Die Täter, sofern sie bei klarem Bewusstsein handeln, dort zu treffen, wo es mutmaßlich am meisten wehtut, ist vernünftig. Wenn der drohende Verlust des geliebten fahrbaren Untersatzes, so irrational diese Liebe von außen betrachtet auch sein mag, zum Verzicht auf extreme Raserei führt, hätte die Gesetzesnovelle ihren Zweck erfüllt. Zumindest wenn diese Drohung bis in das aktive Bewusstsein der oft jungen und männlichen Lenker durchdringt.

Wunder an Effektivität sind dennoch nicht zu erwarten.

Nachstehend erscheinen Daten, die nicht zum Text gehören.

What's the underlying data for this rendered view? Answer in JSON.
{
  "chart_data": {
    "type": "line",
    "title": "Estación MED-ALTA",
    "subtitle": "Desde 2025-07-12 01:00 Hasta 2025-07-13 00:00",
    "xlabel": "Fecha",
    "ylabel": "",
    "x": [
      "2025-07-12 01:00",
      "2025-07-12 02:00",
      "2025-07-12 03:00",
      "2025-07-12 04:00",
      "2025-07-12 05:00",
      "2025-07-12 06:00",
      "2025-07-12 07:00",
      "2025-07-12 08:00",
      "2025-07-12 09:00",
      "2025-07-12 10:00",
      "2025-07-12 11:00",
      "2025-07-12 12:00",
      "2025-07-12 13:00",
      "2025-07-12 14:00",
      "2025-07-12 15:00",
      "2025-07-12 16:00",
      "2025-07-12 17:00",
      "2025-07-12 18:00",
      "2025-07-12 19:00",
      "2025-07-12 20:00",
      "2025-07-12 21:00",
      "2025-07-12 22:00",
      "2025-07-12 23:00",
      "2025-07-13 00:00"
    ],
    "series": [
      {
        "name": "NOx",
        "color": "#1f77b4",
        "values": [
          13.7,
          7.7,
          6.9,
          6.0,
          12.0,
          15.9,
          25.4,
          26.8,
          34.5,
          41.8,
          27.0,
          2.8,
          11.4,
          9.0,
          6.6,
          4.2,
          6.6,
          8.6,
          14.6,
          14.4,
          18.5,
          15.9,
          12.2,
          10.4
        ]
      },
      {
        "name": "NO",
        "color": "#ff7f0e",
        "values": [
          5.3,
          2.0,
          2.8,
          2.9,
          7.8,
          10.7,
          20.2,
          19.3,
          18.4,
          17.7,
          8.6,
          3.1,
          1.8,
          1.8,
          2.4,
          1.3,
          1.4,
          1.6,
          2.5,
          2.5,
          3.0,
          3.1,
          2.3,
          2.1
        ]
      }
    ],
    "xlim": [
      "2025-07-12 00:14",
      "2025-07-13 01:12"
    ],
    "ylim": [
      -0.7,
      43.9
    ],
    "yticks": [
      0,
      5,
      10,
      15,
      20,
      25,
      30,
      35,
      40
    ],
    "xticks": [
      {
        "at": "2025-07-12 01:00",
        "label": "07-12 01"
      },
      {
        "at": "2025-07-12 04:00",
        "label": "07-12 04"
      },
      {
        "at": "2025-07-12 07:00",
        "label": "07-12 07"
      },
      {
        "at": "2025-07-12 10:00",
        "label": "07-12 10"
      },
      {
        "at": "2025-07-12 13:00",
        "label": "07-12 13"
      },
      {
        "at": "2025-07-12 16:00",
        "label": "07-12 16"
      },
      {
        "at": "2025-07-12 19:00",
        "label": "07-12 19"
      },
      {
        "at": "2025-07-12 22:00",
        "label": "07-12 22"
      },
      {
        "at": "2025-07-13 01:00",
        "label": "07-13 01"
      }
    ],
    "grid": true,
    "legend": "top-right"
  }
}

Dafür ist der Stellenwert des Autos als Projektionsfläche für Sehnsüchte und schnelles Fahren als Ersatz für fehlende Freiheit im echten Leben viel zu tief im kollektiven kulturellen Unterbewusstsein Heranwachsender (und etlicher ewig Pubertierender) verankert. Und je deprimierender die eigene Gegenwart und Lebensperspektive, desto verführender ist die Flucht in kurze, wenngleich vorübergehende Momente erlebter Selbstbefreiung.

Schnelles Autofahren gilt für manche noch immer als Synonym für den individuellen Ausbruch aus allen gesellschaftlichen Fesseln: In dem Lied "Racing in the Street" hat Bruce Springsteen diesem Lebensgefühl ganzer Generationen nach 1945, das bis heute in immer neuer Gestalt fortgeschrieben wird, ein Denkmal gesetzt.

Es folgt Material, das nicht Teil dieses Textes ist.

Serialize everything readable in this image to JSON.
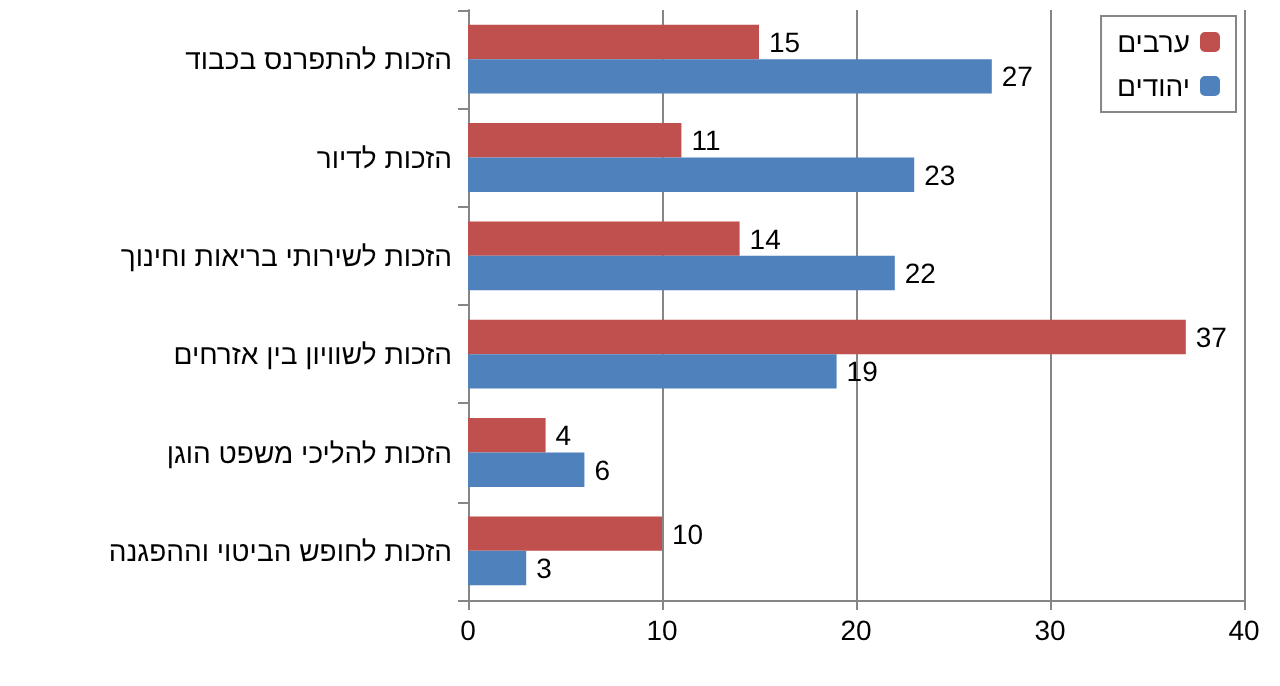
{
  "chart_data": {
    "type": "bar",
    "orientation": "horizontal",
    "categories": [
      "הזכות להתפרנס בכבוד",
      "הזכות לדיור",
      "הזכות לשירותי בריאות וחינוך",
      "הזכות לשוויון בין אזרחים",
      "הזכות להליכי משפט הוגן",
      "הזכות לחופש הביטוי וההפגנה"
    ],
    "series": [
      {
        "name": "ערבים",
        "color": "#c0504d",
        "values": [
          15,
          11,
          14,
          37,
          4,
          10
        ]
      },
      {
        "name": "יהודים",
        "color": "#4f81bd",
        "values": [
          27,
          23,
          22,
          19,
          6,
          3
        ]
      }
    ],
    "xlim": [
      0,
      40
    ],
    "xticks": [
      0,
      10,
      20,
      30,
      40
    ],
    "grid": "x",
    "legend": "top right",
    "data_labels": true
  }
}
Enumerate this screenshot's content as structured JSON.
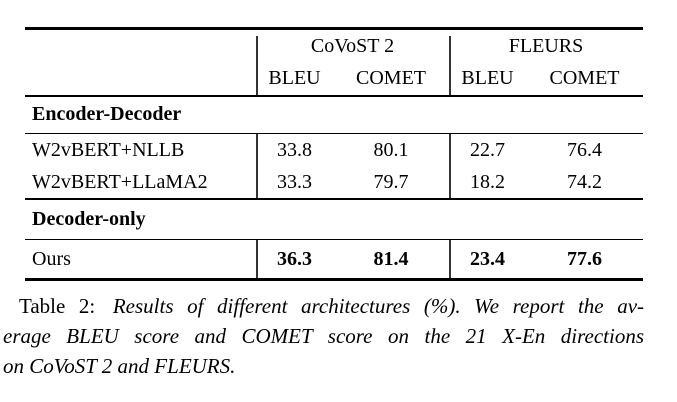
{
  "table": {
    "col_groups": [
      {
        "label": "CoVoST 2",
        "metrics": [
          "BLEU",
          "COMET"
        ]
      },
      {
        "label": "FLEURS",
        "metrics": [
          "BLEU",
          "COMET"
        ]
      }
    ],
    "sections": [
      {
        "heading": "Encoder-Decoder",
        "rows": [
          {
            "label": "W2vBERT+NLLB",
            "values": [
              "33.8",
              "80.1",
              "22.7",
              "76.4"
            ]
          },
          {
            "label": "W2vBERT+LLaMA2",
            "values": [
              "33.3",
              "79.7",
              "18.2",
              "74.2"
            ]
          }
        ]
      },
      {
        "heading": "Decoder-only",
        "rows": [
          {
            "label": "Ours",
            "values": [
              "36.3",
              "81.4",
              "23.4",
              "77.6"
            ]
          }
        ]
      }
    ]
  },
  "caption": {
    "label": "Table 2:",
    "line1_rest": "Results of different architectures (%). We report the av-",
    "line2": "erage BLEU score and COMET score on the 21 X-En directions",
    "line3": "on CoVoST 2 and FLEURS."
  },
  "colors": {
    "text": "#000000",
    "background": "#ffffff",
    "rule": "#000000"
  }
}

Gegen solche Träume können schärfere Gesetze nicht allein bestehen, eben weil beim Rasen die Vernunft nicht mitfährt. Aber ein Mosaikstein ist die Beschlagnahmung der Tatwaffe Auto für Wiederholungstäter allemal. Ein wesentlicher Teil sind öffentliche Debatten, die ein solches Verfahren klar benennen. Wie jüngst die Frage, ob tödliche Unfälle, die durch extremes Rasen verursacht werden, nicht juristisch als Mord zu werten sind. Auch Bilder und Berichte von so verurteilten Tätern haben ihre Wirkung.